Hinsichtlich der Projektdauer sollte man abklären, ob eventuelle politische oder wirtschaftliche Änderungen zu erwarten sind, die das Projekt beeinflussen. Technische Änderungen, beispielsweise Systemeinstellungen oder neue Rechner sind ebenso in Betrachtung zu ziehen wie Personalumstellungen, beispielsweise die Pensionierung eines Kollegen oder dessen Kündigung. Zu guter Letzt sollte man sich auch mit der Geschäftsführung absprechen um auf eventuelle Änderungen der strategischen Unternehmensziele zu reagieren.

 

Eine Schätzung ist mit Risiken verbunden

Erfahrene Projektleiter treffen ihre Aufwandseinschätzung häufig mit dem Bauch und mit dem Kopf zugleich, außerdem müssen in eine Aufwandseinschätzung auch die Mitarbeiter mit einbezogen werden. Hier zeigt sich, dass es ungemein wichtig ist, dass der Projektleiter seine Mitarbeiter kennt, um deren Meinung über Ihre eigene Arbeit und somit über die Aufwandseinschätzung selbst einschätzen zu können. Der Projektleiter kann so von vorneherein erkennen, ob ein Mitarbeiter eher untertreibt oder übertreibt. Es gibt sehr viele Faktoren, die einfach derart unberechenbar sind, als dass man aus der Erfahrung heraus oder auch aus dem Bauch heraus eine Schätzung treffen muss. So stellt sich das Problem, dass der Projektleiter gerne eine kleine Sicherheit vermerkt und deshalb etwas höher schätzt als eigentlich erwartet. Wenn die Schätzung jedoch zu hoch ausfällt, kommt schnell eine Beschwerde von Auftraggebern oder den Projektbeteiligten - es liegt ganz eindeutig am Projektleiter, das richtige Mittelmaß zu finden.

 

Wie schätze ich Aufwände relativ kurzfristig?

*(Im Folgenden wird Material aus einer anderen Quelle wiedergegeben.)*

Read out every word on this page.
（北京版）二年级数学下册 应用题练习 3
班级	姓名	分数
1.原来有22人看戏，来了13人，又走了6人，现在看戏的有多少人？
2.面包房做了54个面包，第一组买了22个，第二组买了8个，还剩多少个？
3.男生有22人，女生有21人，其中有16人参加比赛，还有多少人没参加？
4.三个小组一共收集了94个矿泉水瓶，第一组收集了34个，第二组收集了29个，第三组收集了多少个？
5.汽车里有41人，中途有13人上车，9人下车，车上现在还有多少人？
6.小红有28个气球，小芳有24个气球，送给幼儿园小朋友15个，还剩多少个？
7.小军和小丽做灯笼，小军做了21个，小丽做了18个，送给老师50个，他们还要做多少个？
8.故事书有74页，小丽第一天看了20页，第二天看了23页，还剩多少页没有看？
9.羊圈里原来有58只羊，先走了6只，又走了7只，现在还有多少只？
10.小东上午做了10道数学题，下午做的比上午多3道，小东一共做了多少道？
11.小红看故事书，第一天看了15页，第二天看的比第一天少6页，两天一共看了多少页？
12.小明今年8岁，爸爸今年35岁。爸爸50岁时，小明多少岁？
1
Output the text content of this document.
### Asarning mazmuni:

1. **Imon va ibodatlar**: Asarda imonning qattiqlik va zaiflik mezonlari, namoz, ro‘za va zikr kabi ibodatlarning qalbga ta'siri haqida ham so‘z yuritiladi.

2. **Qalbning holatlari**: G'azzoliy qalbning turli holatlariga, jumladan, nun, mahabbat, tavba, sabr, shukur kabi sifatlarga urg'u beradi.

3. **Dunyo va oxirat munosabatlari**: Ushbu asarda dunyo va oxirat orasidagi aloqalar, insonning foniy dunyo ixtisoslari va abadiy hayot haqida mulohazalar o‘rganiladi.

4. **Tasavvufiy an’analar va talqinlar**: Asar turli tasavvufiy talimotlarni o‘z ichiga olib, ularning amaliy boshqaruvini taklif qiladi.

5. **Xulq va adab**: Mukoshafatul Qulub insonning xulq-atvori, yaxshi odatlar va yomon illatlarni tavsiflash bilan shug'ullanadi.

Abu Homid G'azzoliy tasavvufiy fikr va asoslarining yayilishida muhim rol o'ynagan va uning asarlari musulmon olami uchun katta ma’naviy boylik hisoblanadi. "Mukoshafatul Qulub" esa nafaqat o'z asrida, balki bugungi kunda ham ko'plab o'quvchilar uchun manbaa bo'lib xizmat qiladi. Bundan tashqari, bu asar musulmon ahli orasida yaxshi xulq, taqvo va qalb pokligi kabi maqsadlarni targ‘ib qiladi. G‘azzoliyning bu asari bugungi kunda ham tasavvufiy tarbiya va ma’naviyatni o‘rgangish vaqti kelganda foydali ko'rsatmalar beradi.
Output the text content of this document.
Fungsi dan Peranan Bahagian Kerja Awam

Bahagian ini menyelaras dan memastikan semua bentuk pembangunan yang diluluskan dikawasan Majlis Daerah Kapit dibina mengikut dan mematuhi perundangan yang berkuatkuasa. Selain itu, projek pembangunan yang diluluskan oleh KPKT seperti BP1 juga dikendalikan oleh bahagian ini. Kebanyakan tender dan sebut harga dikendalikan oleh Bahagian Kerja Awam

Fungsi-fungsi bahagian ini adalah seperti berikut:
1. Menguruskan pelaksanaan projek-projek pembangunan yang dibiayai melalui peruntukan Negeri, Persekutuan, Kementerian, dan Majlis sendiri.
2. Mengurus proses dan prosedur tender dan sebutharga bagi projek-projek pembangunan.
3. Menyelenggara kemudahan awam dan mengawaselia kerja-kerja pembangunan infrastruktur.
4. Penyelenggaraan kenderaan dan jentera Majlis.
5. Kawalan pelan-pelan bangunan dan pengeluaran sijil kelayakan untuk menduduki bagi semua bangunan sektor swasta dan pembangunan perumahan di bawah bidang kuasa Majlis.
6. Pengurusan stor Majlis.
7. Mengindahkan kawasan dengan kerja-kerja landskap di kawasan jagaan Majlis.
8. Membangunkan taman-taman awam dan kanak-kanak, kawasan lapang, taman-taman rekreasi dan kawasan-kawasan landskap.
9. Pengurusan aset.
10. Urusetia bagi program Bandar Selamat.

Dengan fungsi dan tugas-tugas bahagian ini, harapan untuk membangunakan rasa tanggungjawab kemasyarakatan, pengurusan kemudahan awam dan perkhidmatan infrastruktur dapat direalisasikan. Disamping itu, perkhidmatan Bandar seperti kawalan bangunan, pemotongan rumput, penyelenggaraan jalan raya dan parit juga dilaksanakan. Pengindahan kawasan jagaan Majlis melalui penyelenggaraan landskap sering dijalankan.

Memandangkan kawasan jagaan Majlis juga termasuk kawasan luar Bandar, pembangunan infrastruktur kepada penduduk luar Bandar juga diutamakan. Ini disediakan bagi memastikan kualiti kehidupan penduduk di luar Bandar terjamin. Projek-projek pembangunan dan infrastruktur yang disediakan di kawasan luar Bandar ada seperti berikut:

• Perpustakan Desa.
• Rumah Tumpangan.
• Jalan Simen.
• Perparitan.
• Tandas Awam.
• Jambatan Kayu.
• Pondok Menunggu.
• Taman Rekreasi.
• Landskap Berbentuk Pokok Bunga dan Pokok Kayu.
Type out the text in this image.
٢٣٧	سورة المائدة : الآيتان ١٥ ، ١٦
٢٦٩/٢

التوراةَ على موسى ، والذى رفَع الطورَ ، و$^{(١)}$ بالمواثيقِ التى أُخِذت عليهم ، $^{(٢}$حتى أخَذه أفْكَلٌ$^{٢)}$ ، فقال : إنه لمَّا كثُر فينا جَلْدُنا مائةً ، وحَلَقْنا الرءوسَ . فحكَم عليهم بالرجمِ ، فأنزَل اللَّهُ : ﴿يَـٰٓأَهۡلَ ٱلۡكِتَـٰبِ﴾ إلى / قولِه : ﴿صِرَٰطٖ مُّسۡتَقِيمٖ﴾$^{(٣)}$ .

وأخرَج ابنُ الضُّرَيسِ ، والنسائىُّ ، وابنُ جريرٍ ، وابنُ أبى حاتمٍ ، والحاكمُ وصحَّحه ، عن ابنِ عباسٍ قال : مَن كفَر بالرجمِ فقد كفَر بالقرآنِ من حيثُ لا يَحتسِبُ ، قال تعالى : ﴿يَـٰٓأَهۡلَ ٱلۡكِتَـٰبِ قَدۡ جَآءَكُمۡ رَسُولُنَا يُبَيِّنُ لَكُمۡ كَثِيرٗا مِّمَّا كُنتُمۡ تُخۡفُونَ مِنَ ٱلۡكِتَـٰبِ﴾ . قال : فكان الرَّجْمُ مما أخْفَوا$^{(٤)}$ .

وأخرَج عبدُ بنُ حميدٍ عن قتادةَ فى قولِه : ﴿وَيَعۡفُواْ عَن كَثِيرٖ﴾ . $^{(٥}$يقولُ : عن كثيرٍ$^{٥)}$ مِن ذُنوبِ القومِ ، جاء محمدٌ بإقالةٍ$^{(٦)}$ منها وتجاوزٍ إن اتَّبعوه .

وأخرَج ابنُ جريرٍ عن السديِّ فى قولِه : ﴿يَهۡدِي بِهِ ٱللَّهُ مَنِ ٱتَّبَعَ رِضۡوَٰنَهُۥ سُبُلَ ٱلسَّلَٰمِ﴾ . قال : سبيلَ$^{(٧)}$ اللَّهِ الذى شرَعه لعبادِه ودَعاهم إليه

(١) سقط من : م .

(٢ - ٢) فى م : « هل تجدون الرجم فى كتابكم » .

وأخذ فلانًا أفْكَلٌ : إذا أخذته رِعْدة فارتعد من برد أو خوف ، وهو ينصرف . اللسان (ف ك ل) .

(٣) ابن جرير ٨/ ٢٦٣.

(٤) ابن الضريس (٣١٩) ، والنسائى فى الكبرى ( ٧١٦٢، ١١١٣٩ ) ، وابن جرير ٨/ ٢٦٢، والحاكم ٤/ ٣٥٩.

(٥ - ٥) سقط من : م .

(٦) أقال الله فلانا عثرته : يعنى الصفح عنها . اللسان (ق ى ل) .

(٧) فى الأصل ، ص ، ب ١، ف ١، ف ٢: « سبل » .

Man sollte, um das Schätzergebnis zu verbessern und wirtschaftliche Projektrisiken zu minimieren, bei der Aufwandseinschätzung die folgenden Maßnahmen berücksichtigen.

  • Dokumentation von Annahmen und Risiken
  • Verwendung von formalen Schätzgrundlagen
  • Sicherstellen einer ausreichenden Qualifikation der Schätzenden
  • Additive interne Qualitätssicherungsmaßnahme veranlassen
  • Strukturierte Organisation der Aufwandseinschätzung
  • Frühzeitige Abstimmung des Vorgehensmodells mit dem potentiellen Auftraggeber

Es gibt nicht viele Unternehmen, die für eine Aufwandseinschätzung ein formales Modell erarbeitet haben. Für ein Projektleiter ist dies jedoch durchaus erstrebenswert, da er auf diese Weise seinem Werkzeugkasten schlichtweg ein machtvolles neues Werkzeug hinzufügen kann. Es empfiehlt sich gerade als Neuling aber auch als erfahrener Unternehmer oder Projektleiter, zwei verschiedene Wege der Aufwandseinschätzung einzuschlagen. So sensibilisiert man die Projektteilnehmer durch das aufzeigen der Differenz dafür, dass es sich letztendlich nur um eine Schätzung handelt.